Wii3D | Project >> Background >> Gesture Recognition

Do it like this

Gesture Recognition

Humans use gestures, especially hand gestures, for day to day communication. The gestures that humans use are ingrained from childhood, and gestures therefore have an inherently high level of intuitiveness. The use of gestures in computer software gives the user the ability to interact with a computer in a more natural and intuitive fashion.

Fu, who wrote a paper on statistical pattern classification, stated that:

The problem of pattern recognition usually denotes a discrimination or classification of events.

A gesture recognizer uses the spatiotemporal changes as the gesture progresses for its discrimination/classification process. A recognizer generally has three components:

Encoding - the representation of the gesture
Classification - the injection of the supported gestures into the recognizer using ideal situations and randomization or by example
Recognition - the matching of observations to gestures

Encoding

The encoding (representation) of a gesture is important as the optimal transformation can result in a very efficient system. The recognition of shapes in gesture recognition can be achieved by encoding the data in such a way that the resultant encoding is a pattern that matches a specific gesture. The separation of gestures into categories, or families, allows a system to represent that family of gestures based on common features of the family.

Size Functions

Frosini proposed a theory that sign language could be recognized by representing the shapes using size functions. The recognition of sign language has been successfully implemented by these representations.
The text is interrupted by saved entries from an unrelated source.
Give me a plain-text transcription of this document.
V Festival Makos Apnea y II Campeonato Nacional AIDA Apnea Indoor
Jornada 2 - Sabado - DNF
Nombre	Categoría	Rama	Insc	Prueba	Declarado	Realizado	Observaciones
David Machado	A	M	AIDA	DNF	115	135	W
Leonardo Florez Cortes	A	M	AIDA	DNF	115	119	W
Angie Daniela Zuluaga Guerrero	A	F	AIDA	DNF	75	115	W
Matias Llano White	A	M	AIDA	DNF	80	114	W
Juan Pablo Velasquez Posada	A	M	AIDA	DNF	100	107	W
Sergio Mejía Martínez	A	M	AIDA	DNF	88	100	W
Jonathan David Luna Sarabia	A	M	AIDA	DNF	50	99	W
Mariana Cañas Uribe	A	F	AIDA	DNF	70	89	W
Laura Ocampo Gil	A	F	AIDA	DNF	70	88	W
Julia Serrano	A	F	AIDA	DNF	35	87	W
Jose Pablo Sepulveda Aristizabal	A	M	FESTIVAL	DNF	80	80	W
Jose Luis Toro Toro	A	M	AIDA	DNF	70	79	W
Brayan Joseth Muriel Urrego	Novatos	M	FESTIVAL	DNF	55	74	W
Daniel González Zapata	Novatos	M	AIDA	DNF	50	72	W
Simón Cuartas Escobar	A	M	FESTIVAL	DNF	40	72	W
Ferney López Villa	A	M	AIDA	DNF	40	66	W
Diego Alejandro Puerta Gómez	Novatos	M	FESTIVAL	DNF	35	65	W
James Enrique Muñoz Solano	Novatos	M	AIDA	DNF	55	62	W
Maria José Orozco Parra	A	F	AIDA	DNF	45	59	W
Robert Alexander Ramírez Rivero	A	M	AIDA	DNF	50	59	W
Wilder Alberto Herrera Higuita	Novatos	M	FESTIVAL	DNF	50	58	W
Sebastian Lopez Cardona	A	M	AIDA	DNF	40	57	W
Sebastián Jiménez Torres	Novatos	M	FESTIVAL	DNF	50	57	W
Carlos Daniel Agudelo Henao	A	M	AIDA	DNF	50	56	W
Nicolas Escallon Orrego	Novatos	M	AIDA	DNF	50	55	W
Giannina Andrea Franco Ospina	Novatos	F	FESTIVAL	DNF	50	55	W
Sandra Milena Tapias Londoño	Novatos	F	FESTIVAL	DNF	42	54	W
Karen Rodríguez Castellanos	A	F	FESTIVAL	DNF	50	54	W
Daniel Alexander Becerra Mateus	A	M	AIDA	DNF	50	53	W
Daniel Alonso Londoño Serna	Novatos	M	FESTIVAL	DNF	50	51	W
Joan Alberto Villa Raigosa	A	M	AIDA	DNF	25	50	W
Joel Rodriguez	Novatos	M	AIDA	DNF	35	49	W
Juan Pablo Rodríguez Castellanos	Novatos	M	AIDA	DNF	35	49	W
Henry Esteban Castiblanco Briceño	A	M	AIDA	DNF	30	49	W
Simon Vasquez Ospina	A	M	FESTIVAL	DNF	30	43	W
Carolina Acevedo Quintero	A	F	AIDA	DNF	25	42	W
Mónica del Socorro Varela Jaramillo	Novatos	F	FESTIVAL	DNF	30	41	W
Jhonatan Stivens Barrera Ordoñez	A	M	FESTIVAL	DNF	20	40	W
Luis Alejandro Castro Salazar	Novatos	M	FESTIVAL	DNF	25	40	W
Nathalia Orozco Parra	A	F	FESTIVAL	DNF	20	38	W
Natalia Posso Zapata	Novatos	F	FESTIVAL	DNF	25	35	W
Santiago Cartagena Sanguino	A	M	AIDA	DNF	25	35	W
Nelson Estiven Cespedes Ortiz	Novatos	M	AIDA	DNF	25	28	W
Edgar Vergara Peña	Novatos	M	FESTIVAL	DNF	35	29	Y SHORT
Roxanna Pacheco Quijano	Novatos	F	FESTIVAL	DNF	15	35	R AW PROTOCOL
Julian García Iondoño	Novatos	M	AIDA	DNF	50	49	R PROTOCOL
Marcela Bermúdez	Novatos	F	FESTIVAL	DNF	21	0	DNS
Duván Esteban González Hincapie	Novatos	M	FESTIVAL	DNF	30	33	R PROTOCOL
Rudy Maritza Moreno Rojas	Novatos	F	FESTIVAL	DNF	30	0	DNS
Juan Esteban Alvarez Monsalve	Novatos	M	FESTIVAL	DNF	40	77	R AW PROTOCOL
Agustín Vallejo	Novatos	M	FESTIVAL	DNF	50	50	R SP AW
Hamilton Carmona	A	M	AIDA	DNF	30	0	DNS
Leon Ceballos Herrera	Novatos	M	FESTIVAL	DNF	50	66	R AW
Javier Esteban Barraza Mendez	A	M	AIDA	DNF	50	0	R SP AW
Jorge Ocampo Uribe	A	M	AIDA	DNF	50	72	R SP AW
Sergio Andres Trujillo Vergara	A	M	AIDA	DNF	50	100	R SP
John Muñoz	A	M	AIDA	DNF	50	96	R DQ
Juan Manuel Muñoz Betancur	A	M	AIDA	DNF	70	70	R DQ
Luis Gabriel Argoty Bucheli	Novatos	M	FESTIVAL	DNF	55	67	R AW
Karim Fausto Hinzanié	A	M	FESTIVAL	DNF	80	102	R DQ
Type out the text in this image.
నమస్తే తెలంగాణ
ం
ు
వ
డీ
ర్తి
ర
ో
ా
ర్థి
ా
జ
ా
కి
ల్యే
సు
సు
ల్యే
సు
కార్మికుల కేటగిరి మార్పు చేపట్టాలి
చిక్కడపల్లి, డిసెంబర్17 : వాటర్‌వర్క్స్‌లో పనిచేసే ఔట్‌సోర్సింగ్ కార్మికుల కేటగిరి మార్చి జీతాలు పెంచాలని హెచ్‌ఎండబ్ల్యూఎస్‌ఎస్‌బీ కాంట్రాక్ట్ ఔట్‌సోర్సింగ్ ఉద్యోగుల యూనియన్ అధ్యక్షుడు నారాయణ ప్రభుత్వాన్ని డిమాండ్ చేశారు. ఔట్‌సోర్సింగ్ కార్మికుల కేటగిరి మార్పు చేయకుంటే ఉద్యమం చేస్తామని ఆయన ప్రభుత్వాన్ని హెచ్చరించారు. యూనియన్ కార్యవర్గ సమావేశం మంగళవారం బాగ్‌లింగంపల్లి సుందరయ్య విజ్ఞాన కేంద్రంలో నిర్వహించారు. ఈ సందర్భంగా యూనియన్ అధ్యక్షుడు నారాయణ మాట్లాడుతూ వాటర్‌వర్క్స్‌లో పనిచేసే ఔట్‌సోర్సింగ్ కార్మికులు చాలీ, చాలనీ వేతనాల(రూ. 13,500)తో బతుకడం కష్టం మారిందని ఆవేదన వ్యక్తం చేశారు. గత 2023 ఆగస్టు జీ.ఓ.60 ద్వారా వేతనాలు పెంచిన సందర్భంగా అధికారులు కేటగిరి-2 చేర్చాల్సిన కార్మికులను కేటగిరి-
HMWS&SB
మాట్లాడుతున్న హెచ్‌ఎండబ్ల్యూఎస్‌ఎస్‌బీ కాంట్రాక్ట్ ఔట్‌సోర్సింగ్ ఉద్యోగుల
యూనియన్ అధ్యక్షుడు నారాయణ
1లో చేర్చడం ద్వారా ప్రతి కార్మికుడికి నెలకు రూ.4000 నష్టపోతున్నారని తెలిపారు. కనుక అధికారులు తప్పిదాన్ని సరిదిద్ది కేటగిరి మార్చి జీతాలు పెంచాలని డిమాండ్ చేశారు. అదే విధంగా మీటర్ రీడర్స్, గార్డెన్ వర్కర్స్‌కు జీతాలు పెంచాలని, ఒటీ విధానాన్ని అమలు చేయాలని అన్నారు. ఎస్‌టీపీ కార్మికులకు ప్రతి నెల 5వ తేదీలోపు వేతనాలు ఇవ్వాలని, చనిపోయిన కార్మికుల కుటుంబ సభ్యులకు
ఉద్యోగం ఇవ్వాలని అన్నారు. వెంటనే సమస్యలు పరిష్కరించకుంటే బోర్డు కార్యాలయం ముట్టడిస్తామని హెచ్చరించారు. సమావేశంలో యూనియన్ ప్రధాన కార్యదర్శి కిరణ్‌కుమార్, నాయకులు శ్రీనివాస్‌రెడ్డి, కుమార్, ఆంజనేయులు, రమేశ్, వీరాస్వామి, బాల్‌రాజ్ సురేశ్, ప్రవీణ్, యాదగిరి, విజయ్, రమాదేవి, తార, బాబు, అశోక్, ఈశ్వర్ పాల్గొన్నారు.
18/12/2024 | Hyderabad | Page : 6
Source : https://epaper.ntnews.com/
A size function is generated by mapping the observations to some measurement system. The importance of choosing the correct measuring system is evident in the possibility of mapping different gestures to the same size function. The possibilities of observed gesture data are inherently infinite and the ability of the classifier to recognize a gesture depends on the size function's ability to map the 'same' gestures to the same encoding. Due to the physical nature of the system, the 'same' gesture can vary, globalized and localized, in its displacement, rotation and scale. These variances need to be taken into account by a process of normalization of the gesture. A simple example of a size function is a mapping of all of the gesture's coordinates' distances from a reference point.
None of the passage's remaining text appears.